When the warm sunlight beckoned every butterfly out of its hiding place, there was one disconsolate little caterpillar (Maggie the Caterpillar) hanging forlornly to a branch many feet above ground hoping most earnestly that a change in her appearance might enable her to join the merrymaking insects who flitted from flower to flower liquidating ever so much nectar.

When the sunbeams first touched her she knew everything was all right as far as the weather went; they made her feel happy even while they were causing her a little discomfort by thawing her out after a midnight frost. But her heart was sorrowful and it was impossible for her to express her feelings in any other way than by unfurling the pretty jewel-like wings that she had so painfully developed.

“I don’t see what’s the use of living on after two of my best friends have perished,” she sighed, “only to starve to death myself. Other caterpillars seem to take life so lightly!”

She had hardly finished speaking when an old friend, a venerable, plumed thing, dropped down at her side. “Don’t fret yourself,” he said. “I have seen some glorious times since you looked as I do now. I had a most horrible life to lead, I assure you, before I became the monarch of these happy people who are surrounding us today, and no doubt I should have almost forgotten my own sad youth had it not been for your two companions whom I sometimes encounted.”

Maggie told him her woes and of her sad bereavement.

“Were they sincere and constant friends?” he asked.

“One of them was pure vanity personified; I could never trust her,” she replied, “but the other, dear soul,——“ she sobbed, “had she lived would have brought me round to your way of thinking.”

“Then have you waited to grow into a bounteous chrysalis on her account?”

But the question was unintelligible to Maggie.

“It is consoling to know, however,” proceeded the butterfly, “that she was true to you even unto death.
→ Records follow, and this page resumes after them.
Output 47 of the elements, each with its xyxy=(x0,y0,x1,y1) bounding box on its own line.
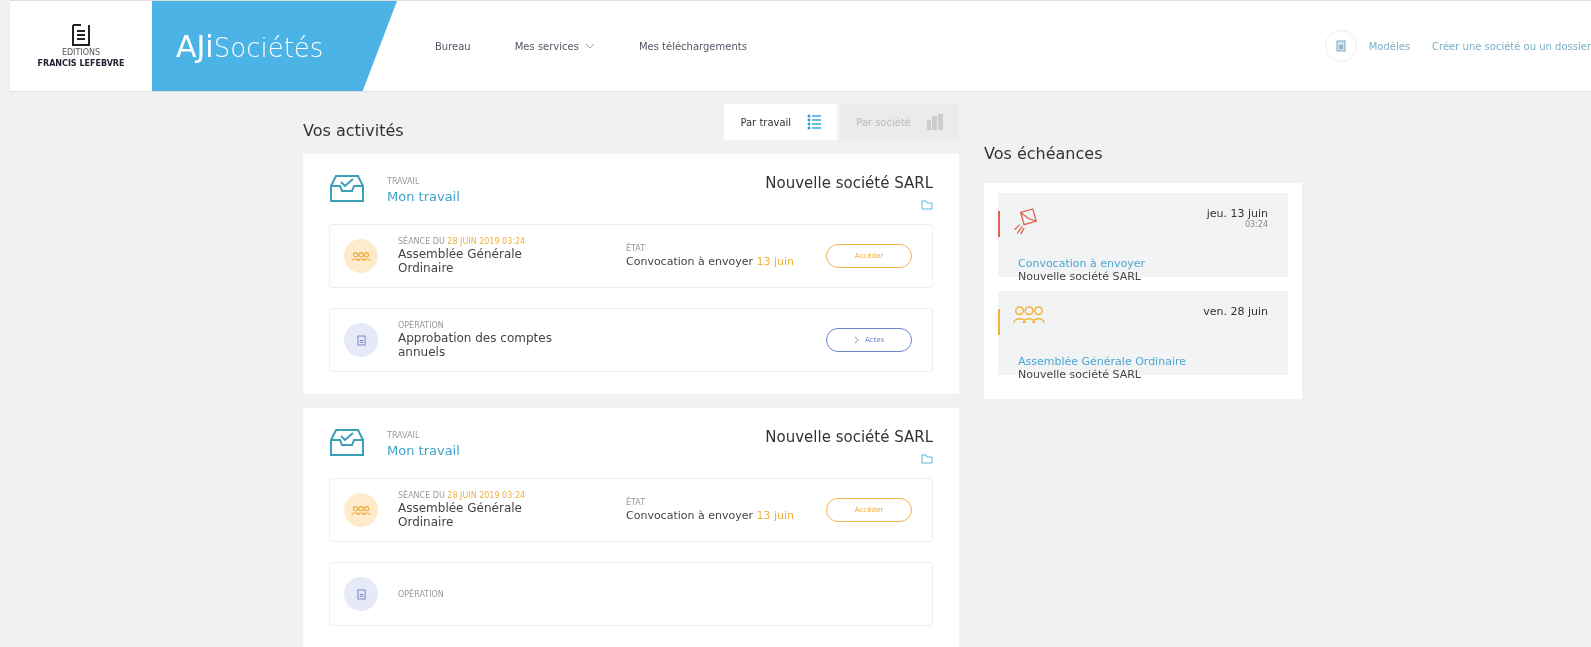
document-icon xyxy=(344,323,378,357)
inbox-check-icon xyxy=(329,428,365,458)
list-icon xyxy=(807,114,822,130)
inbox-check-icon xyxy=(329,174,365,204)
create-company-link[interactable]: Créer une société ou un dossier xyxy=(1432,40,1591,52)
deadline-date: jeu. 13 juin xyxy=(1206,207,1268,220)
section-title: Vos activités xyxy=(303,120,404,140)
people-icon xyxy=(344,239,378,273)
state-label: ÉTAT xyxy=(626,498,647,507)
work-link[interactable]: Mon travail xyxy=(387,443,460,458)
people-icon xyxy=(1012,305,1046,324)
work-link[interactable]: Mon travail xyxy=(387,189,460,204)
deadline-title: Assemblée Générale Ordinaire xyxy=(1017,355,1187,368)
nav-link[interactable]: Mes téléchargements xyxy=(638,40,747,52)
caret-icon xyxy=(584,43,595,49)
state-text: Convocation à envoyer 13 juin xyxy=(626,255,795,268)
app-name[interactable]: AJiSociétés xyxy=(176,28,324,64)
operation-label: OPÉRATION xyxy=(398,589,445,599)
company-name: Nouvelle société SARL xyxy=(765,174,933,192)
work-label: TRAVAIL xyxy=(387,431,421,440)
operation-label: OPÉRATION xyxy=(398,321,445,330)
publisher-logo[interactable]: EDITIONS FRANCIS LEFEBVRE xyxy=(10,1,152,91)
publisher-name: FRANCIS LEFEBVRE xyxy=(37,59,125,68)
operation-title: Approbation des comptes annuels xyxy=(398,331,553,359)
people-icon xyxy=(344,493,378,527)
work-label: TRAVAIL xyxy=(387,177,421,186)
session-title: Assemblée Générale Ordinaire xyxy=(398,247,523,275)
state-label: ÉTAT xyxy=(626,244,647,253)
envelope-icon xyxy=(1012,207,1038,237)
session-label: SÉANCE DU 28 JUIN 2019 03:24 xyxy=(398,491,527,500)
models-link[interactable]: Modèles xyxy=(1368,40,1411,52)
folder-icon[interactable] xyxy=(921,454,933,464)
section-title: Vos échéances xyxy=(984,144,1104,163)
deadline-date: ven. 28 juin xyxy=(1203,305,1268,318)
deadline-title: Convocation à envoyer xyxy=(1017,257,1146,270)
session-title: Assemblée Générale Ordinaire xyxy=(398,501,523,529)
chevron-icon xyxy=(853,336,859,344)
company-name: Nouvelle société SARL xyxy=(765,428,933,446)
view-tab[interactable]: Par travail xyxy=(724,104,838,140)
document-icon xyxy=(344,577,378,611)
session-label: SÉANCE DU 28 JUIN 2019 03:24 xyxy=(398,237,527,246)
nav-link[interactable]: Bureau xyxy=(435,40,471,52)
state-text: Convocation à envoyer 13 juin xyxy=(626,509,795,522)
publisher-small-label: EDITIONS xyxy=(61,48,101,57)
nav-link[interactable]: Mes services xyxy=(514,40,595,52)
deadline-time: 03:24 xyxy=(1244,220,1268,229)
folder-icon[interactable] xyxy=(921,200,933,210)
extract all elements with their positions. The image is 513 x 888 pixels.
But tell me, now that it is too late, did she know you had wings?”

“I often hinted at it, but she said she couldn’t understand why I should capture an old matron’s garments when there were many poor underlings without any.”

“I’m afraid that you never listened to her wise remarks,” sighed the butterfly. “Had you done so you would have understood one of the mysteries surrounding our mode of existence. I will not waste time in talking to the others till I hear your answer. You don’t mean to say that caterpillars are so stupid as not to know—is that what you think?”

“I didn’t take it that way,” she said.

“When you deserve one’s confidences it is strange how readily they are given, whether solicited or not. But I must away! I have to see after the arrangements in the Butterfly House and am late now. All are looking to see which wing I shall wear tonight; and if, after all, I am not going to adopt a new style, I defy your chance remark to the Gay Colourist who has just arrived on his way to the next Academy Exhibition and is even now standing close at hand.”

When Maggie did emerge everybody came to see her.

“It is prettier in some respects than the old poor thing,” said all the friends of her antique acquaintance—and so it proved to be.